San Diego Gas and Electric reported a substation was down on Tuesday afternoon after the squirrel came in contact with a high voltage transmission line.
"A substation is currently down and we are working hard to repair," SDG&E tweeted. "Thank you for your patience."
About 45,000 customers in Balboa Park, Chollas Creek, City Heights, Hillcrest, Mission Hills, Normal Heights, North Park, Oak Park, Old Town and surrounding areas were left without power beginning at about 12:30 p.m.
Utility crews managed to restore power to the affected areas by about 1:30 p.m. the energy company said.
Was the squirrel’s name Shep?
....Squirrel Caused Outage That Left 45,000 Without Power in California..
My first thought was Jerry Brown.
He went all the way from New York to California.
Must be one of those Mach 5 squirrels.
Tricky little rascals.
Well, he came in contact with a power line.
Did the little fella make it?
Quit badmouthing squirrels.
Sure, blame it all on the squirrel.
Sure, blame it all on the squirrel.
“My first thought was Jerry Brown.”
Good thinkin’. I recently posted about Smith, so had that on my mind, or I’d probably have beat you to it with Jerry Brown LOL.
EMPs and kamikazee squirrels.
Well old biscuit eater there in North Korea can bluster all he wants.
NEWSFLASH!!!!!
We got crazed, electric-wire-biting squirrels ready to rain down on you like a Florida cloudburst!
Never! Also makes a small Squirrel Tender but too hard to eat. ;^}
Doesn’t he have to chew on 2 to make a short circuit?
Poor little fella.
One minutes he’s scampering and frolicking and then, “POOF”, he’s gone.
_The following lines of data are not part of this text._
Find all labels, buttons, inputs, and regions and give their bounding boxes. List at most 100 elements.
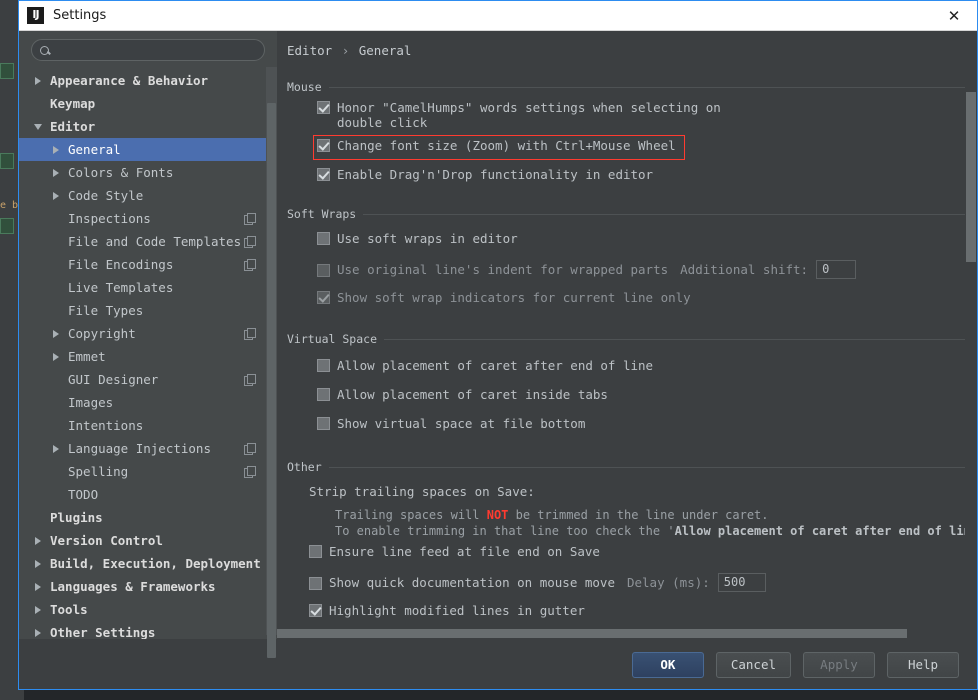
settings-tree[interactable]: Appearance & BehaviorKeymapEditorGeneral… (19, 67, 277, 639)
sidebar-item-build-execution-deployment[interactable]: Build, Execution, Deployment (19, 552, 277, 575)
checkbox-use-original-indent[interactable] (317, 264, 330, 277)
sidebar-item-editor[interactable]: Editor (19, 115, 277, 138)
option-change-font-size[interactable]: Change font size (Zoom) with Ctrl+Mouse … (317, 138, 676, 156)
note-text-bold: Allow placement of caret after end of li… (675, 524, 977, 538)
sidebar-item-keymap[interactable]: Keymap (19, 92, 277, 115)
sidebar-item-language-injections[interactable]: Language Injections (19, 437, 277, 460)
sidebar-item-file-encodings[interactable]: File Encodings (19, 253, 277, 276)
checkbox-caret-inside-tabs[interactable] (317, 388, 330, 401)
option-show-soft-wrap-indicators[interactable]: Show soft wrap indicators for current li… (317, 290, 977, 308)
sidebar-item-version-control[interactable]: Version Control (19, 529, 277, 552)
chevron-down-icon[interactable] (31, 124, 44, 130)
checkbox-use-soft-wraps[interactable] (317, 232, 330, 245)
content-vertical-scrollbar-track[interactable] (965, 66, 977, 639)
sidebar-item-spelling[interactable]: Spelling (19, 460, 277, 483)
chevron-right-icon[interactable] (31, 583, 44, 591)
sidebar-item-todo[interactable]: TODO (19, 483, 277, 506)
group-virtual-space-title: Virtual Space (287, 332, 384, 346)
checkbox-virtual-space-file-bottom[interactable] (317, 417, 330, 430)
option-caret-inside-tabs[interactable]: Allow placement of caret inside tabs (317, 387, 977, 405)
chevron-right-icon[interactable] (31, 537, 44, 545)
chevron-right-icon[interactable] (31, 606, 44, 614)
content-horizontal-scrollbar-thumb[interactable] (277, 629, 907, 638)
sidebar-item-code-style[interactable]: Code Style (19, 184, 277, 207)
sidebar-item-general[interactable]: General (19, 138, 277, 161)
chevron-right-icon[interactable] (31, 629, 44, 637)
chevron-right-icon[interactable] (49, 146, 62, 154)
search-input[interactable] (55, 43, 256, 57)
checkbox-show-quick-documentation[interactable] (309, 577, 322, 590)
sidebar-item-plugins[interactable]: Plugins (19, 506, 277, 529)
copy-settings-icon[interactable] (244, 466, 255, 477)
sidebar-item-file-and-code-templates[interactable]: File and Code Templates (19, 230, 277, 253)
background-tab-2 (0, 153, 14, 169)
option-caret-after-end-of-line[interactable]: Allow placement of caret after end of li… (317, 358, 977, 376)
option-highlight-modified-lines[interactable]: Highlight modified lines in gutter (309, 603, 977, 621)
option-label: Highlight modified lines in gutter (329, 603, 585, 618)
sidebar-item-gui-designer[interactable]: GUI Designer (19, 368, 277, 391)
option-enable-dragndrop[interactable]: Enable Drag'n'Drop functionality in edit… (317, 167, 977, 185)
background-tab-3 (0, 218, 14, 234)
breadcrumb-root[interactable]: Editor (287, 43, 332, 58)
copy-settings-icon[interactable] (244, 259, 255, 270)
copy-settings-icon[interactable] (244, 374, 255, 385)
checkbox-highlight-modified-lines[interactable] (309, 604, 322, 617)
ok-button[interactable]: OK (632, 652, 704, 678)
sidebar-item-label: File Types (68, 303, 143, 318)
checkbox-change-font-size[interactable] (317, 139, 330, 152)
settings-dialog: IJ Settings ✕ Appearance & BehaviorKeyma… (18, 0, 978, 690)
checkbox-honor-camelhumps[interactable] (317, 101, 330, 114)
search-box[interactable] (31, 39, 265, 61)
chevron-right-icon[interactable] (31, 77, 44, 85)
sidebar-item-other-settings[interactable]: Other Settings (19, 621, 277, 639)
trailing-spaces-note-line1: Trailing spaces will NOT be trimmed in t… (335, 507, 977, 523)
sidebar-item-appearance-behavior[interactable]: Appearance & Behavior (19, 69, 277, 92)
sidebar-item-label: Spelling (68, 464, 128, 479)
copy-settings-icon[interactable] (244, 443, 255, 454)
content-vertical-scrollbar-thumb[interactable] (966, 92, 976, 262)
chevron-right-icon[interactable] (49, 169, 62, 177)
content-horizontal-scrollbar-track[interactable] (277, 628, 965, 639)
sidebar-item-copyright[interactable]: Copyright (19, 322, 277, 345)
cancel-button[interactable]: Cancel (716, 652, 791, 678)
chevron-right-icon[interactable] (31, 560, 44, 568)
checkbox-ensure-line-feed[interactable] (309, 545, 322, 558)
highlight-box-change-font-size: Change font size (Zoom) with Ctrl+Mouse … (313, 135, 685, 160)
chevron-right-icon[interactable] (49, 330, 62, 338)
checkbox-caret-after-end-of-line[interactable] (317, 359, 330, 372)
sidebar-item-tools[interactable]: Tools (19, 598, 277, 621)
copy-settings-icon[interactable] (244, 328, 255, 339)
sidebar-item-emmet[interactable]: Emmet (19, 345, 277, 368)
option-virtual-space-file-bottom[interactable]: Show virtual space at file bottom (317, 416, 977, 434)
sidebar-item-languages-frameworks[interactable]: Languages & Frameworks (19, 575, 277, 598)
option-use-original-indent[interactable]: Use original line's indent for wrapped p… (317, 260, 977, 279)
sidebar-item-inspections[interactable]: Inspections (19, 207, 277, 230)
dialog-titlebar: IJ Settings ✕ (19, 1, 977, 31)
additional-shift-input[interactable]: 0 (816, 260, 856, 279)
sidebar-item-file-types[interactable]: File Types (19, 299, 277, 322)
search-icon (40, 46, 49, 55)
chevron-right-icon[interactable] (49, 353, 62, 361)
sidebar-item-intentions[interactable]: Intentions (19, 414, 277, 437)
sidebar-item-live-templates[interactable]: Live Templates (19, 276, 277, 299)
delay-input[interactable]: 500 (718, 573, 766, 592)
help-button[interactable]: Help (887, 652, 959, 678)
chevron-right-icon[interactable] (49, 445, 62, 453)
sidebar-item-colors-fonts[interactable]: Colors & Fonts (19, 161, 277, 184)
breadcrumb-separator-icon: › (340, 43, 352, 58)
checkbox-show-soft-wrap-indicators[interactable] (317, 291, 330, 304)
option-honor-camelhumps[interactable]: Honor "CamelHumps" words settings when s… (317, 100, 977, 130)
option-ensure-line-feed[interactable]: Ensure line feed at file end on Save (309, 544, 977, 562)
sidebar-scrollbar-track[interactable] (266, 67, 277, 635)
chevron-right-icon[interactable] (49, 192, 62, 200)
sidebar-scrollbar-thumb[interactable] (267, 103, 276, 658)
option-use-soft-wraps[interactable]: Use soft wraps in editor (317, 231, 977, 249)
apply-button[interactable]: Apply (803, 652, 875, 678)
checkbox-enable-dragndrop[interactable] (317, 168, 330, 181)
copy-settings-icon[interactable] (244, 236, 255, 247)
sidebar-item-images[interactable]: Images (19, 391, 277, 414)
option-show-quick-documentation[interactable]: Show quick documentation on mouse move D… (309, 573, 977, 592)
option-label: Use original line's indent for wrapped p… (337, 262, 668, 277)
copy-settings-icon[interactable] (244, 213, 255, 224)
close-icon[interactable]: ✕ (931, 1, 977, 31)
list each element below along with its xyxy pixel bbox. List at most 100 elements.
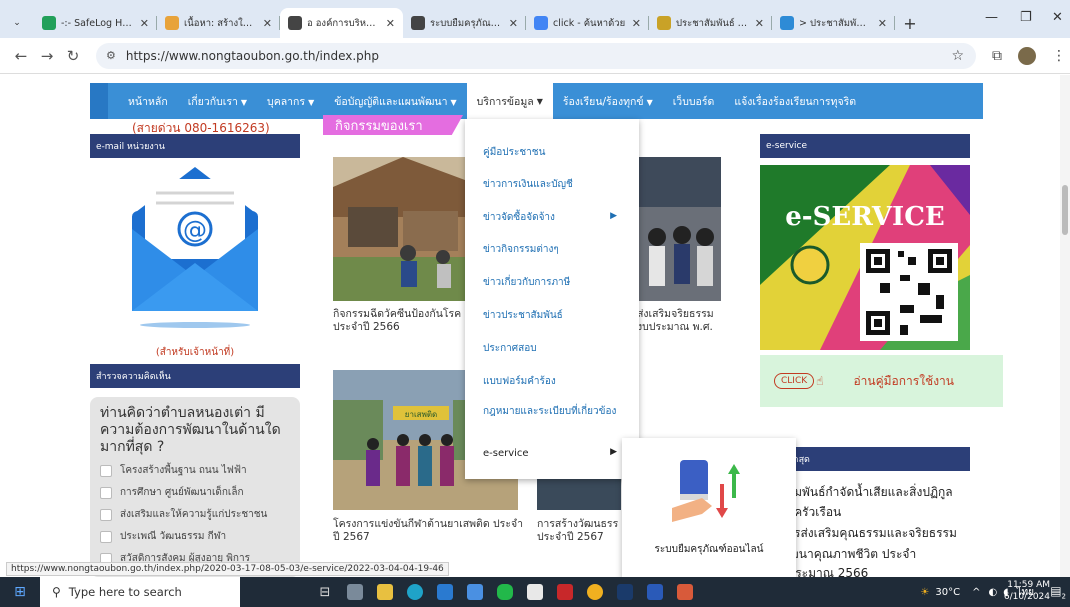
pen-app-icon[interactable] [460, 577, 490, 607]
browser-tab[interactable]: เนื้อหา: สร้างใหม่ - ✕ [157, 8, 280, 38]
dropdown-item-citizen-manual[interactable]: คู่มือประชาชน [483, 146, 623, 159]
close-tab-icon[interactable]: ✕ [140, 17, 149, 30]
dropdown-item-eservice[interactable]: e-service [483, 447, 623, 460]
survey-checkbox[interactable] [100, 530, 112, 543]
dropdown-item-exam-announcement[interactable]: ประกาศสอบ [483, 342, 623, 355]
browser-tab[interactable]: > ประชาสัมพันธ์ก ✕ [772, 8, 895, 38]
activity-caption-1[interactable]: กิจกรรมฉีดวัคซีนป้องกันโรค ประจำปี 2566 [333, 308, 473, 334]
site-info-icon[interactable]: ⚙ [106, 49, 116, 62]
url-input[interactable]: ⚙ https://www.nongtaoubon.go.th/index.ph… [96, 42, 976, 69]
store-app-icon[interactable] [520, 577, 550, 607]
new-tab-button[interactable]: + [895, 8, 925, 38]
close-tab-icon[interactable]: ✕ [755, 17, 764, 30]
for-staff-link[interactable]: (สำหรับเจ้าหน้าที่) [90, 345, 300, 360]
menu-complaints[interactable]: ร้องเรียน/ร้องทุกข์ ▼ [553, 93, 663, 110]
caret-down-icon: ▼ [450, 97, 457, 107]
tab-title: > ประชาสัมพันธ์ก [799, 17, 872, 29]
line-app-icon[interactable] [490, 577, 520, 607]
edge-icon[interactable] [400, 577, 430, 607]
taskbar-search-input[interactable]: ⚲ Type here to search [40, 577, 240, 607]
browser-tab[interactable]: -:- SafeLog Hot: ✕ [34, 8, 157, 38]
submenu-arrow-icon: ▶ [610, 211, 617, 221]
close-tab-icon[interactable]: ✕ [632, 17, 641, 30]
activity-caption-2[interactable]: ส่งเสริมจริยธรรม งบประมาณ พ.ศ. [637, 308, 721, 334]
dropdown-item-request-forms[interactable]: แบบฟอร์มคำร้อง [483, 375, 623, 388]
dropdown-item-activities-news[interactable]: ข่าวกิจกรรมต่างๆ [483, 243, 623, 256]
menu-personnel[interactable]: บุคลากร ▼ [257, 93, 324, 110]
word-icon[interactable] [640, 577, 670, 607]
close-window-button[interactable]: ✕ [1052, 10, 1063, 25]
calculator-app-icon[interactable] [340, 577, 370, 607]
file-explorer-icon[interactable] [370, 577, 400, 607]
back-icon[interactable]: ← [8, 47, 34, 65]
survey-option[interactable]: ประเพณี วัฒนธรรม กีฬา [100, 529, 290, 544]
news-item[interactable]: าสัมพันธ์กำจัดน้ำเสียและสิ่งปฏิกูล [780, 485, 953, 500]
vaccine-activity-photo[interactable] [333, 157, 473, 301]
survey-option[interactable]: ส่งเสริมและให้ความรู้แก่ประชาชน [100, 507, 290, 522]
minimize-button[interactable]: — [985, 10, 998, 25]
news-item[interactable]: การส่งเสริมคุณธรรมและจริยธรรม [780, 526, 957, 541]
restore-button[interactable]: ❐ [1020, 10, 1032, 25]
tab-favicon [165, 16, 179, 30]
dropdown-item-finance-news[interactable]: ข่าวการเงินและบัญชี [483, 178, 623, 191]
app-icon[interactable] [670, 577, 700, 607]
menu-home[interactable]: หน้าหลัก [118, 93, 178, 110]
survey-checkbox[interactable] [100, 508, 112, 521]
windows-start-icon[interactable]: ⊞ [0, 584, 40, 600]
menu-info-services[interactable]: บริการข้อมูล ▼ [466, 83, 553, 119]
filezilla-icon[interactable] [550, 577, 580, 607]
tab-search-button[interactable]: ⌄ [0, 8, 34, 38]
notifications-icon[interactable]: ▤2 [1050, 584, 1066, 600]
dropdown-item-laws[interactable]: กฎหมายและระเบียบที่เกี่ยวข้อง [483, 405, 623, 418]
chrome-icon[interactable] [580, 577, 610, 607]
close-tab-icon[interactable]: ✕ [263, 17, 272, 30]
submenu-arrow-icon: ▶ [610, 447, 617, 457]
caret-down-icon: ▼ [308, 97, 315, 107]
mail-app-icon[interactable] [430, 577, 460, 607]
menu-about[interactable]: เกี่ยวกับเรา ▼ [178, 93, 257, 110]
eservice-banner[interactable]: e-SERVICE [760, 165, 970, 350]
menu-regulations[interactable]: ข้อบัญญัติและแผนพัฒนา ▼ [324, 93, 466, 110]
close-tab-icon[interactable]: ✕ [878, 17, 887, 30]
activity-caption-3[interactable]: โครงการแข่งขันกีฬาต้านยาเสพติด ประจำปี 2… [333, 518, 528, 544]
tray-chevron-icon[interactable]: ^ [972, 587, 980, 598]
survey-option[interactable]: โครงสร้างพื้นฐาน ถนน ไฟฟ้า [100, 463, 290, 478]
scrollbar-thumb[interactable] [1062, 185, 1068, 235]
activity-caption-4[interactable]: การสร้างวัฒนธรร ประจำปี 2567 [537, 518, 621, 544]
dropdown-item-procurement-news[interactable]: ข่าวจัดซื้อจัดจ้าง [483, 211, 623, 224]
taskbar-clock[interactable]: 11:59 AM 6/10/2024 [990, 579, 1050, 603]
extensions-icon[interactable]: ⧉ [992, 48, 1002, 64]
eservice-banner-text: e-SERVICE [785, 202, 944, 232]
survey-checkbox[interactable] [100, 486, 112, 499]
equipment-loan-label: ระบบยืมครุภัณฑ์ออนไลน์ [654, 544, 764, 555]
tab-title: ประชาสัมพันธ์ เรื่อ [676, 17, 749, 29]
menu-corruption-report[interactable]: แจ้งเรื่องร้องเรียนการทุจริต [724, 93, 866, 110]
browser-tab[interactable]: อ องค์การบริหารส่วน ✕ [280, 8, 403, 38]
survey-checkbox[interactable] [100, 464, 112, 477]
email-envelope-icon[interactable]: @ [90, 159, 300, 349]
close-tab-icon[interactable]: ✕ [509, 17, 518, 30]
photoshop-icon[interactable] [610, 577, 640, 607]
browser-tab[interactable]: ประชาสัมพันธ์ เรื่อ ✕ [649, 8, 772, 38]
dropdown-item-tax-news[interactable]: ข่าวเกี่ยวกับการภาษี [483, 276, 623, 289]
bookmark-star-icon[interactable]: ☆ [951, 48, 964, 64]
search-icon: ⚲ [52, 585, 61, 599]
survey-option[interactable]: การศึกษา ศูนย์พัฒนาเด็กเล็ก [100, 485, 290, 500]
dropdown-item-pr-news[interactable]: ข่าวประชาสัมพันธ์ [483, 309, 623, 322]
menu-webboard[interactable]: เว็บบอร์ด [663, 93, 725, 110]
browser-tab[interactable]: ระบบยืมครุภัณฑ์ออ ✕ [403, 8, 526, 38]
news-item[interactable]: พัฒนาคุณภาพชีวิต ประจำ [780, 547, 916, 562]
profile-avatar[interactable] [1018, 46, 1036, 65]
eservice-submenu[interactable]: ระบบยืมครุภัณฑ์ออนไลน์ [622, 438, 796, 577]
ethics-activity-photo[interactable] [637, 157, 721, 301]
browser-tab[interactable]: click - ค้นหาด้วย ✕ [526, 8, 649, 38]
weather-text[interactable]: 30°C [935, 587, 960, 598]
reload-icon[interactable]: ↻ [60, 47, 86, 65]
page-scrollbar[interactable] [1060, 75, 1070, 577]
manual-link[interactable]: CLICK ☝ อ่านคู่มือการใช้งาน [760, 355, 1003, 407]
task-view-icon[interactable]: ⊟ [310, 577, 340, 607]
forward-icon[interactable]: → [34, 47, 60, 65]
menu-kebab-icon[interactable]: ⋮ [1052, 48, 1066, 64]
close-tab-icon[interactable]: ✕ [386, 17, 395, 30]
pointer-hand-icon: ☝ [816, 374, 824, 388]
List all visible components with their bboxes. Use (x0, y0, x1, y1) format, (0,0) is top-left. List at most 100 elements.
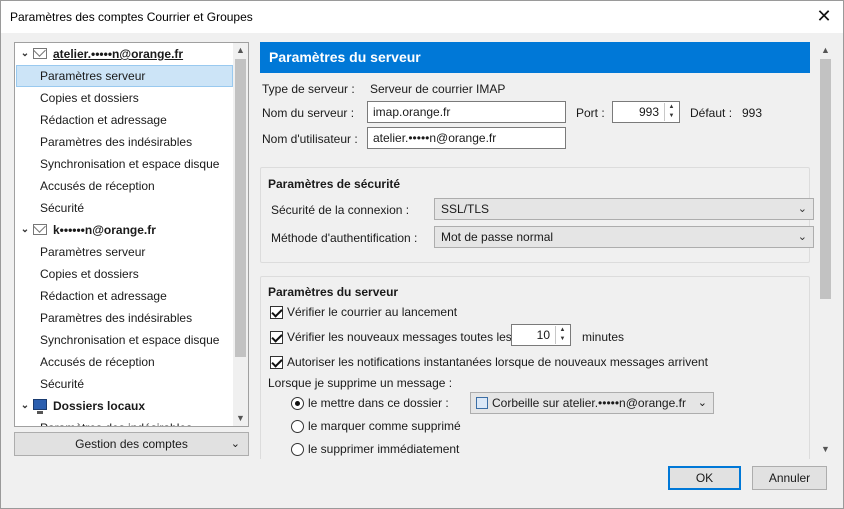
server-name-label: Nom du serveur : (262, 106, 355, 120)
tree-settings-item[interactable]: Rédaction et adressage (15, 109, 234, 131)
title-bar: Paramètres des comptes Courrier et Group… (1, 1, 843, 33)
port-stepper-arrows[interactable]: ▲ ▼ (664, 103, 678, 121)
tree-item-label: k••••••n@orange.fr (53, 223, 156, 237)
push-notifications-label[interactable]: Autoriser les notifications instantanées… (287, 355, 708, 369)
stepper-up-icon[interactable]: ▲ (665, 103, 678, 112)
server-group: Paramètres du serveur Vérifier le courri… (260, 276, 810, 459)
scroll-up-icon[interactable]: ▲ (233, 43, 248, 58)
tree-settings-item[interactable]: Synchronisation et espace disque (15, 329, 234, 351)
tree-scrollbar[interactable]: ▲ ▼ (233, 43, 248, 426)
page-title: Paramètres du serveur (260, 42, 810, 73)
chevron-down-icon[interactable]: ⌄ (19, 395, 31, 417)
account-settings-dialog: Paramètres des comptes Courrier et Group… (0, 0, 844, 509)
tree-item-label: Paramètres des indésirables (40, 311, 193, 325)
default-port-label: Défaut : (690, 106, 733, 120)
account-tree-rows: ⌄ atelier.•••••n@orange.fr Paramètres serv… (15, 43, 234, 426)
tree-item-label: Synchronisation et espace disque (40, 333, 220, 347)
tree-settings-item[interactable]: Synchronisation et espace disque (15, 153, 234, 175)
chevron-down-icon: ⌄ (797, 231, 807, 243)
scroll-up-icon[interactable]: ▲ (818, 43, 833, 58)
check-every-checkbox[interactable] (270, 331, 283, 344)
connection-security-label: Sécurité de la connexion : (271, 203, 410, 217)
trash-folder-value: Corbeille sur atelier.•••••n@orange.fr (492, 396, 686, 410)
chevron-down-icon: ⌄ (697, 397, 707, 409)
tree-item-label: Paramètres serveur (40, 245, 146, 259)
port-label: Port : (576, 106, 605, 120)
scroll-down-icon[interactable]: ▼ (818, 442, 833, 457)
envelope-icon (33, 48, 47, 59)
auth-method-select[interactable]: Mot de passe normal ⌄ (434, 226, 814, 248)
tree-item-label: atelier.•••••n@orange.fr (53, 47, 184, 61)
tree-settings-item[interactable]: Paramètres serveur (15, 241, 234, 263)
server-type-label: Type de serveur : (262, 82, 355, 96)
username-label: Nom d'utilisateur : (262, 132, 358, 146)
port-value: 993 (638, 105, 659, 119)
stepper-down-icon[interactable]: ▼ (665, 112, 678, 121)
stepper-up-icon[interactable]: ▲ (556, 326, 569, 335)
account-actions-button[interactable]: Gestion des comptes ⌄ (14, 432, 249, 456)
cancel-button[interactable]: Annuler (752, 466, 827, 490)
trash-folder-select[interactable]: Corbeille sur atelier.•••••n@orange.fr ⌄ (470, 392, 714, 414)
tree-settings-item[interactable]: Sécurité (15, 197, 234, 219)
push-notifications-checkbox[interactable] (270, 356, 283, 369)
tree-item-label: Dossiers locaux (53, 399, 146, 413)
delete-now-label[interactable]: le supprimer immédiatement (308, 442, 459, 456)
check-interval-arrows[interactable]: ▲ ▼ (555, 326, 569, 344)
chevron-down-icon[interactable]: ⌄ (19, 43, 31, 65)
close-icon[interactable]: ✕ (813, 5, 835, 27)
panel-scroll-thumb[interactable] (820, 59, 831, 299)
tree-settings-item[interactable]: Accusés de réception (15, 175, 234, 197)
server-group-title: Paramètres du serveur (268, 285, 399, 299)
mark-deleted-radio[interactable] (291, 420, 304, 433)
tree-settings-item[interactable]: Paramètres serveur (15, 65, 234, 87)
envelope-icon (33, 224, 47, 235)
chevron-down-icon[interactable]: ⌄ (19, 219, 31, 241)
tree-scroll-thumb[interactable] (235, 59, 246, 357)
security-group: Paramètres de sécurité Sécurité de la co… (260, 167, 814, 263)
check-startup-label[interactable]: Vérifier le courrier au lancement (287, 305, 457, 319)
on-delete-label: Lorsque je supprime un message : (268, 376, 453, 390)
scroll-down-icon[interactable]: ▼ (233, 411, 248, 426)
tree-settings-item[interactable]: Sécurité (15, 373, 234, 395)
username-field[interactable]: atelier.•••••n@orange.fr (367, 127, 566, 149)
tree-settings-item[interactable]: Accusés de réception (15, 351, 234, 373)
tree-account-item[interactable]: ⌄ k••••••n@orange.fr (15, 219, 234, 241)
tree-settings-item[interactable]: Copies et dossiers (15, 87, 234, 109)
ok-button[interactable]: OK (668, 466, 741, 490)
tree-item-label: Rédaction et adressage (40, 113, 167, 127)
tree-item-label: Synchronisation et espace disque (40, 157, 220, 171)
panel-scrollbar[interactable]: ▲ ▼ (818, 41, 833, 459)
tree-settings-item[interactable]: Rédaction et adressage (15, 285, 234, 307)
tree-item-label: Paramètres serveur (40, 69, 146, 83)
delete-now-radio[interactable] (291, 443, 304, 456)
check-interval-stepper[interactable]: 10 ▲ ▼ (511, 324, 571, 346)
stepper-down-icon[interactable]: ▼ (556, 335, 569, 344)
tree-settings-item[interactable]: Paramètres des indésirables (15, 307, 234, 329)
tree-settings-item[interactable]: Paramètres des indésirables (15, 417, 234, 426)
connection-security-select[interactable]: SSL/TLS ⌄ (434, 198, 814, 220)
check-startup-checkbox[interactable] (270, 306, 283, 319)
check-every-label[interactable]: Vérifier les nouveaux messages toutes le… (287, 330, 512, 344)
tree-settings-item[interactable]: Paramètres des indésirables (15, 131, 234, 153)
chevron-down-icon: ⌄ (230, 438, 240, 450)
chevron-down-icon: ⌄ (797, 203, 807, 215)
tree-item-label: Sécurité (40, 377, 85, 391)
tree-item-label: Accusés de réception (40, 179, 155, 193)
move-to-folder-radio[interactable] (291, 397, 304, 410)
move-to-folder-label[interactable]: le mettre dans ce dossier : (308, 396, 449, 410)
auth-method-label: Méthode d'authentification : (271, 231, 418, 245)
auth-method-value: Mot de passe normal (441, 230, 554, 244)
port-stepper[interactable]: 993 ▲ ▼ (612, 101, 680, 123)
server-name-field[interactable]: imap.orange.fr (367, 101, 566, 123)
tree-account-item[interactable]: ⌄ atelier.•••••n@orange.fr (15, 43, 234, 65)
window-title: Paramètres des comptes Courrier et Group… (10, 10, 253, 24)
tree-settings-item[interactable]: Copies et dossiers (15, 263, 234, 285)
account-tree[interactable]: ⌄ atelier.•••••n@orange.fr Paramètres serv… (14, 42, 249, 427)
server-settings-panel: Paramètres du serveur Type de serveur : … (258, 41, 833, 459)
mark-deleted-label[interactable]: le marquer comme supprimé (308, 419, 461, 433)
tree-account-item[interactable]: ⌄ Dossiers locaux (15, 395, 234, 417)
security-group-title: Paramètres de sécurité (268, 177, 401, 191)
tree-item-label: Accusés de réception (40, 355, 155, 369)
tree-item-label: Rédaction et adressage (40, 289, 167, 303)
minutes-label: minutes (582, 330, 625, 344)
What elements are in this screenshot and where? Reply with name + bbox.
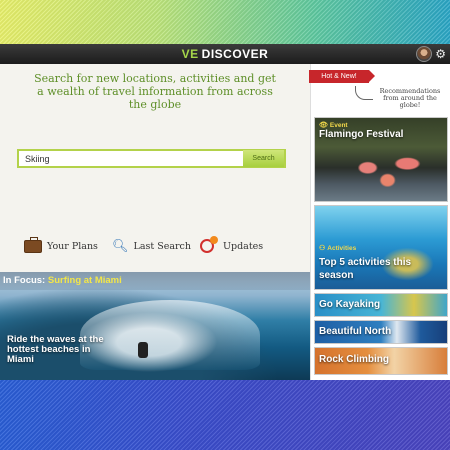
- updates-icon: [200, 236, 218, 253]
- event-badge: 👁︎ Event: [319, 121, 348, 130]
- card-title: Beautiful North: [319, 326, 392, 337]
- in-focus-caption: Ride the waves at the hottest beaches in…: [7, 334, 104, 365]
- brand-name: DISCOVER: [201, 47, 269, 61]
- updates-link[interactable]: Updates: [200, 236, 263, 256]
- card-rock-climbing[interactable]: Rock Climbing: [314, 347, 448, 375]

There’s a lesson here for us all.
Stay the hell off the power lines!
“Squirrel was responsible”
There’s an excuse we all can use.
“What are you doing with this pair of women’s underwear in your car!”
“Squirrel was responsible.”
Two hot or one hot and a ground. Usual opens a circuit breaker. Usually see the Corpus Delicti, close by.
Where’s the picture of the Post Crispy Critter?
I saw, the results of a man one night in Ft. Lauderdale that didn’t want a street light shining on him while in bed. He climbed the pole, to kill the light, and “POOF”, he was gone
See! See!
I’m passing out a million dollars worth of advice here!